I'll have to go back and check. That's why I asked if #1 was good.
Is your screen shot from a Southwire app that runs natively on your phone?
Apparently the difference in results is attributable to your having chosen "Commercial 75C" and my having chosen "Residential". Investigating a little further, when you choose Commercial and 60C, 75C, or 90C, the answers you get vary with the insulation temperature you provide. The calculator is increasing the resistance/kft with increasing insulation temperature. Which would be accurate if you were specifying operating temperature, but the actual operating temperature won't depend on the insulation temperature. It will instead depend on the current specified and the conductor size; when you are upsizing cables for voltage drop, the operating temperature will go down.
So it seems like the Southwire calculator is oversizing cables a bit by assuming an elevated operating temperature and thus elevated resistances.

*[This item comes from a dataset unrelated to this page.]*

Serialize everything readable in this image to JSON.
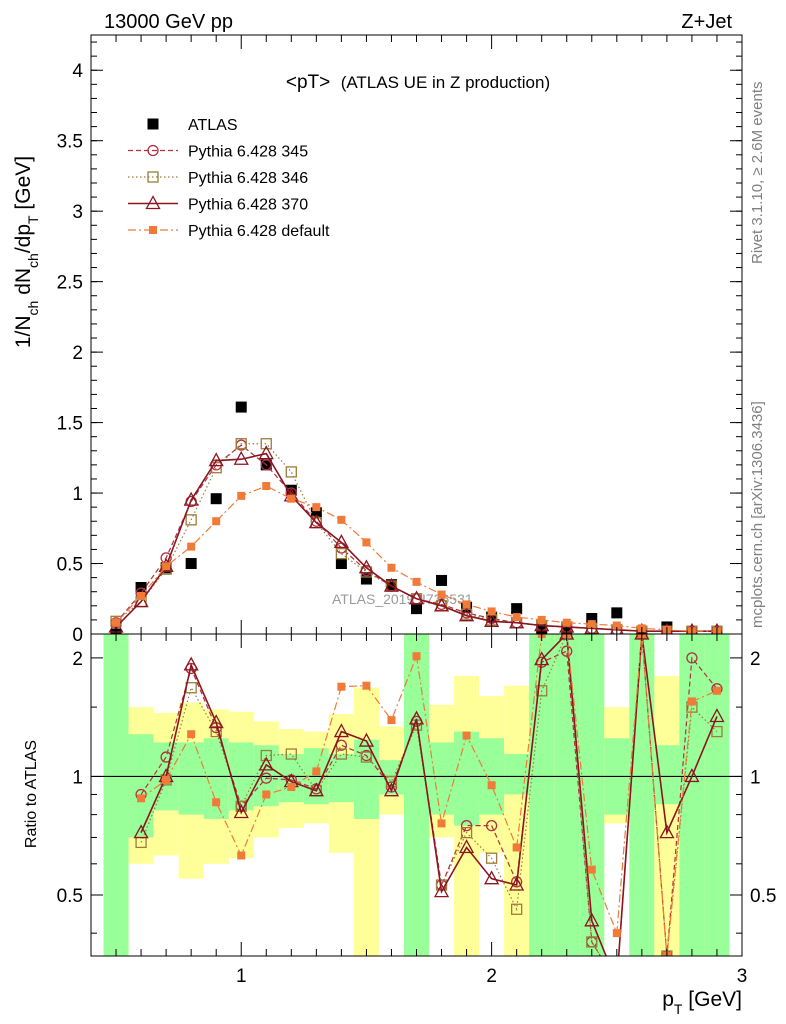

If the cable size you are using is such that the 60C ampacity is sufficient, I suggest always using the Commerical 60C setting to minimize this effect.
There's also another bug in the calculator (at least the web version, but as the results match, presumably the app too). Which is that the answers are only accurate for PF = 0.9. For other PF, the app messes up the calculation of the effective impedance. But the discrepancy is only significant when the conductor reactance is signficant compared to the resistance, e.g. for 250 mcm and above. I reported this bug to them in July 2024, but they still haven't fixed it.
As to the "Residential" setting, from the info text it sounds like it should match the Commercial 60C setting. They are close but slightly different; not sure what it is doing differently.